Comme l’a rappelé Noël Dupuy, vice-président du Crédit agricole SA, « depuis 2007, le prix du blé français est de plus en plus corrélé au cours mondial ». L’agriculture européenne, si elle veut être durable, va donc devoir imaginer des outils de compensation compatibles avec les règles du commerce mondial. « Il faut bien sûr que l’agriculture soit rémunérée pour les services rendus à la société civile. Le marché ne le peut pas, comme le prix du blé est devenu celui du marché mondial », confirme l’économiste Philippe Chalmin. Mais il est quand même sceptique sur l’avenir du budget de la Pac qui « va de plus en plus vers le 2nd pilier c’est-à-dire du cofinancement ».

Une politique d’objectifs
Stéphane le Foll, député socialiste européen qui prépare actuellement un rapport pour le compte du Parlement de Strasbourg sur l’évolution de la Pac face au réchauffement climatique, estime, lui, que les mesures environnementales de la future Pac devront faire l’objet d’une politique d’objectifs – plutôt que de moyens – et être rémunérées de manière contractuelle.
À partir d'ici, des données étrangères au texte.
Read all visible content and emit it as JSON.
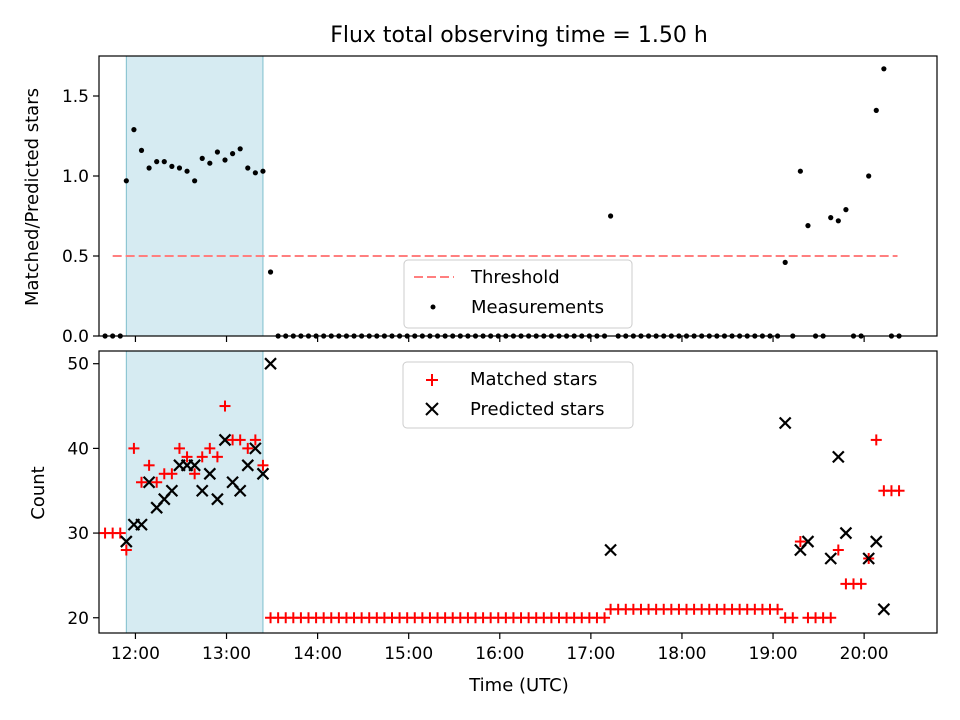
{
  "figure": {
    "title": "Flux total observing time = 1.50 h",
    "xlabel": "Time (UTC)"
  },
  "chart_data": [
    {
      "type": "scatter",
      "ylabel": "Matched/Predicted stars",
      "ylim": [
        0,
        1.75
      ],
      "xlim": [
        "11:36",
        "20:48"
      ],
      "yticks": [
        0.0,
        0.5,
        1.0,
        1.5
      ],
      "ytick_labels": [
        "0.0",
        "0.5",
        "1.0",
        "1.5"
      ],
      "shaded_interval": [
        "11:54",
        "13:24"
      ],
      "legend": {
        "placement": "lower-center",
        "entries": [
          "Threshold",
          "Measurements"
        ]
      },
      "threshold": {
        "name": "Threshold",
        "value": 0.5,
        "x_range": [
          "11:45",
          "20:22"
        ],
        "color": "#ff7f7f"
      },
      "series": [
        {
          "name": "Measurements",
          "color": "#000000",
          "points": [
            [
              "11:40",
              0
            ],
            [
              "11:45",
              0
            ],
            [
              "11:50",
              0
            ],
            [
              "11:54",
              0.97
            ],
            [
              "11:59",
              1.29
            ],
            [
              "12:04",
              1.16
            ],
            [
              "12:09",
              1.05
            ],
            [
              "12:14",
              1.09
            ],
            [
              "12:19",
              1.09
            ],
            [
              "12:24",
              1.06
            ],
            [
              "12:29",
              1.05
            ],
            [
              "12:34",
              1.03
            ],
            [
              "12:39",
              0.97
            ],
            [
              "12:44",
              1.11
            ],
            [
              "12:49",
              1.08
            ],
            [
              "12:54",
              1.15
            ],
            [
              "12:59",
              1.1
            ],
            [
              "13:04",
              1.14
            ],
            [
              "13:09",
              1.17
            ],
            [
              "13:14",
              1.05
            ],
            [
              "13:19",
              1.02
            ],
            [
              "13:24",
              1.03
            ],
            [
              "13:29",
              0.4
            ],
            [
              "13:34",
              0
            ],
            [
              "13:39",
              0
            ],
            [
              "13:44",
              0
            ],
            [
              "13:49",
              0
            ],
            [
              "13:54",
              0
            ],
            [
              "13:59",
              0
            ],
            [
              "14:04",
              0
            ],
            [
              "14:09",
              0
            ],
            [
              "14:14",
              0
            ],
            [
              "14:19",
              0
            ],
            [
              "14:24",
              0
            ],
            [
              "14:29",
              0
            ],
            [
              "14:34",
              0
            ],
            [
              "14:39",
              0
            ],
            [
              "14:44",
              0
            ],
            [
              "14:49",
              0
            ],
            [
              "14:54",
              0
            ],
            [
              "14:59",
              0
            ],
            [
              "15:04",
              0
            ],
            [
              "15:09",
              0
            ],
            [
              "15:14",
              0
            ],
            [
              "15:19",
              0
            ],
            [
              "15:24",
              0
            ],
            [
              "15:29",
              0
            ],
            [
              "15:34",
              0
            ],
            [
              "15:39",
              0
            ],
            [
              "15:44",
              0
            ],
            [
              "15:49",
              0
            ],
            [
              "15:54",
              0
            ],
            [
              "15:59",
              0
            ],
            [
              "16:04",
              0
            ],
            [
              "16:09",
              0
            ],
            [
              "16:14",
              0
            ],
            [
              "16:19",
              0
            ],
            [
              "16:24",
              0
            ],
            [
              "16:29",
              0
            ],
            [
              "16:34",
              0
            ],
            [
              "16:39",
              0
            ],
            [
              "16:44",
              0
            ],
            [
              "16:49",
              0
            ],
            [
              "16:54",
              0
            ],
            [
              "16:59",
              0
            ],
            [
              "17:04",
              0
            ],
            [
              "17:09",
              0
            ],
            [
              "17:13",
              0.75
            ],
            [
              "17:18",
              0
            ],
            [
              "17:23",
              0
            ],
            [
              "17:28",
              0
            ],
            [
              "17:33",
              0
            ],
            [
              "17:38",
              0
            ],
            [
              "17:43",
              0
            ],
            [
              "17:48",
              0
            ],
            [
              "17:53",
              0
            ],
            [
              "17:58",
              0
            ],
            [
              "18:03",
              0
            ],
            [
              "18:08",
              0
            ],
            [
              "18:13",
              0
            ],
            [
              "18:18",
              0
            ],
            [
              "18:23",
              0
            ],
            [
              "18:28",
              0
            ],
            [
              "18:33",
              0
            ],
            [
              "18:38",
              0
            ],
            [
              "18:43",
              0
            ],
            [
              "18:48",
              0
            ],
            [
              "18:53",
              0
            ],
            [
              "18:58",
              0
            ],
            [
              "19:03",
              0
            ],
            [
              "19:08",
              0.46
            ],
            [
              "19:13",
              0
            ],
            [
              "19:18",
              1.03
            ],
            [
              "19:23",
              0.69
            ],
            [
              "19:28",
              0
            ],
            [
              "19:33",
              0
            ],
            [
              "19:38",
              0.74
            ],
            [
              "19:43",
              0.72
            ],
            [
              "19:48",
              0.79
            ],
            [
              "19:53",
              0
            ],
            [
              "19:58",
              0
            ],
            [
              "20:03",
              1.0
            ],
            [
              "20:08",
              1.41
            ],
            [
              "20:13",
              1.67
            ],
            [
              "20:18",
              0
            ],
            [
              "20:23",
              0
            ]
          ]
        }
      ]
    },
    {
      "type": "scatter",
      "ylabel": "Count",
      "ylim": [
        18.2,
        51.5
      ],
      "xlim": [
        "11:36",
        "20:48"
      ],
      "yticks": [
        20,
        30,
        40,
        50
      ],
      "ytick_labels": [
        "20",
        "30",
        "40",
        "50"
      ],
      "xticks": [
        "12:00",
        "13:00",
        "14:00",
        "15:00",
        "16:00",
        "17:00",
        "18:00",
        "19:00",
        "20:00"
      ],
      "xtick_labels": [
        "12:00",
        "13:00",
        "14:00",
        "15:00",
        "16:00",
        "17:00",
        "18:00",
        "19:00",
        "20:00"
      ],
      "shaded_interval": [
        "11:54",
        "13:24"
      ],
      "legend": {
        "placement": "upper-center",
        "entries": [
          "Matched stars",
          "Predicted stars"
        ]
      },
      "series": [
        {
          "name": "Matched stars",
          "marker": "plus",
          "color": "#ff0000",
          "points": [
            [
              "11:40",
              30
            ],
            [
              "11:45",
              30
            ],
            [
              "11:50",
              30
            ],
            [
              "11:54",
              28
            ],
            [
              "11:59",
              40
            ],
            [
              "12:04",
              36
            ],
            [
              "12:09",
              38
            ],
            [
              "12:14",
              36
            ],
            [
              "12:19",
              37
            ],
            [
              "12:24",
              37
            ],
            [
              "12:29",
              40
            ],
            [
              "12:34",
              39
            ],
            [
              "12:39",
              37
            ],
            [
              "12:44",
              39
            ],
            [
              "12:49",
              40
            ],
            [
              "12:54",
              39
            ],
            [
              "12:59",
              45
            ],
            [
              "13:04",
              41
            ],
            [
              "13:09",
              41
            ],
            [
              "13:14",
              40
            ],
            [
              "13:19",
              41
            ],
            [
              "13:24",
              38
            ],
            [
              "13:29",
              20
            ],
            [
              "13:34",
              20
            ],
            [
              "13:39",
              20
            ],
            [
              "13:44",
              20
            ],
            [
              "13:49",
              20
            ],
            [
              "13:54",
              20
            ],
            [
              "13:59",
              20
            ],
            [
              "14:04",
              20
            ],
            [
              "14:09",
              20
            ],
            [
              "14:14",
              20
            ],
            [
              "14:19",
              20
            ],
            [
              "14:24",
              20
            ],
            [
              "14:29",
              20
            ],
            [
              "14:34",
              20
            ],
            [
              "14:39",
              20
            ],
            [
              "14:44",
              20
            ],
            [
              "14:49",
              20
            ],
            [
              "14:54",
              20
            ],
            [
              "14:59",
              20
            ],
            [
              "15:04",
              20
            ],
            [
              "15:09",
              20
            ],
            [
              "15:14",
              20
            ],
            [
              "15:19",
              20
            ],
            [
              "15:24",
              20
            ],
            [
              "15:29",
              20
            ],
            [
              "15:34",
              20
            ],
            [
              "15:39",
              20
            ],
            [
              "15:44",
              20
            ],
            [
              "15:49",
              20
            ],
            [
              "15:54",
              20
            ],
            [
              "15:59",
              20
            ],
            [
              "16:04",
              20
            ],
            [
              "16:09",
              20
            ],
            [
              "16:14",
              20
            ],
            [
              "16:19",
              20
            ],
            [
              "16:24",
              20
            ],
            [
              "16:29",
              20
            ],
            [
              "16:34",
              20
            ],
            [
              "16:39",
              20
            ],
            [
              "16:44",
              20
            ],
            [
              "16:49",
              20
            ],
            [
              "16:54",
              20
            ],
            [
              "16:59",
              20
            ],
            [
              "17:04",
              20
            ],
            [
              "17:09",
              20
            ],
            [
              "17:13",
              21
            ],
            [
              "17:18",
              21
            ],
            [
              "17:23",
              21
            ],
            [
              "17:28",
              21
            ],
            [
              "17:33",
              21
            ],
            [
              "17:38",
              21
            ],
            [
              "17:43",
              21
            ],
            [
              "17:48",
              21
            ],
            [
              "17:53",
              21
            ],
            [
              "17:58",
              21
            ],
            [
              "18:03",
              21
            ],
            [
              "18:08",
              21
            ],
            [
              "18:13",
              21
            ],
            [
              "18:18",
              21
            ],
            [
              "18:23",
              21
            ],
            [
              "18:28",
              21
            ],
            [
              "18:33",
              21
            ],
            [
              "18:38",
              21
            ],
            [
              "18:43",
              21
            ],
            [
              "18:48",
              21
            ],
            [
              "18:53",
              21
            ],
            [
              "18:58",
              21
            ],
            [
              "19:03",
              21
            ],
            [
              "19:08",
              20
            ],
            [
              "19:13",
              20
            ],
            [
              "19:18",
              29
            ],
            [
              "19:23",
              20
            ],
            [
              "19:28",
              20
            ],
            [
              "19:33",
              20
            ],
            [
              "19:38",
              20
            ],
            [
              "19:43",
              28
            ],
            [
              "19:48",
              24
            ],
            [
              "19:53",
              24
            ],
            [
              "19:58",
              24
            ],
            [
              "20:03",
              27
            ],
            [
              "20:08",
              41
            ],
            [
              "20:13",
              35
            ],
            [
              "20:18",
              35
            ],
            [
              "20:23",
              35
            ]
          ]
        },
        {
          "name": "Predicted stars",
          "marker": "x",
          "color": "#000000",
          "points": [
            [
              "11:54",
              29
            ],
            [
              "11:59",
              31
            ],
            [
              "12:04",
              31
            ],
            [
              "12:09",
              36
            ],
            [
              "12:14",
              33
            ],
            [
              "12:19",
              34
            ],
            [
              "12:24",
              35
            ],
            [
              "12:29",
              38
            ],
            [
              "12:34",
              38
            ],
            [
              "12:39",
              38
            ],
            [
              "12:44",
              35
            ],
            [
              "12:49",
              37
            ],
            [
              "12:54",
              34
            ],
            [
              "12:59",
              41
            ],
            [
              "13:04",
              36
            ],
            [
              "13:09",
              35
            ],
            [
              "13:14",
              38
            ],
            [
              "13:19",
              40
            ],
            [
              "13:24",
              37
            ],
            [
              "13:29",
              50
            ],
            [
              "17:13",
              28
            ],
            [
              "19:08",
              43
            ],
            [
              "19:18",
              28
            ],
            [
              "19:23",
              29
            ],
            [
              "19:38",
              27
            ],
            [
              "19:43",
              39
            ],
            [
              "19:48",
              30
            ],
            [
              "20:03",
              27
            ],
            [
              "20:08",
              29
            ],
            [
              "20:13",
              21
            ]
          ]
        }
      ]
    }
  ]
}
La recherche et la formation ont aussi leur rôle à jouer dans cet objectif commun de produire plus et mieux. Marion Guillou, p. -d. g. de l’Inra, a rappelé que les études EcophytoR&D (dont les résultats définitifs seront révélés le 28 janvier prochain) montrent qu’il est possible « de diminuer de manière importante l’usage des produits phytosanitaires sans que cela ait d’impact sur le volume de production moyennant plus de surveillance des cultures et la mise en place de procédures d’alerte par exemple ».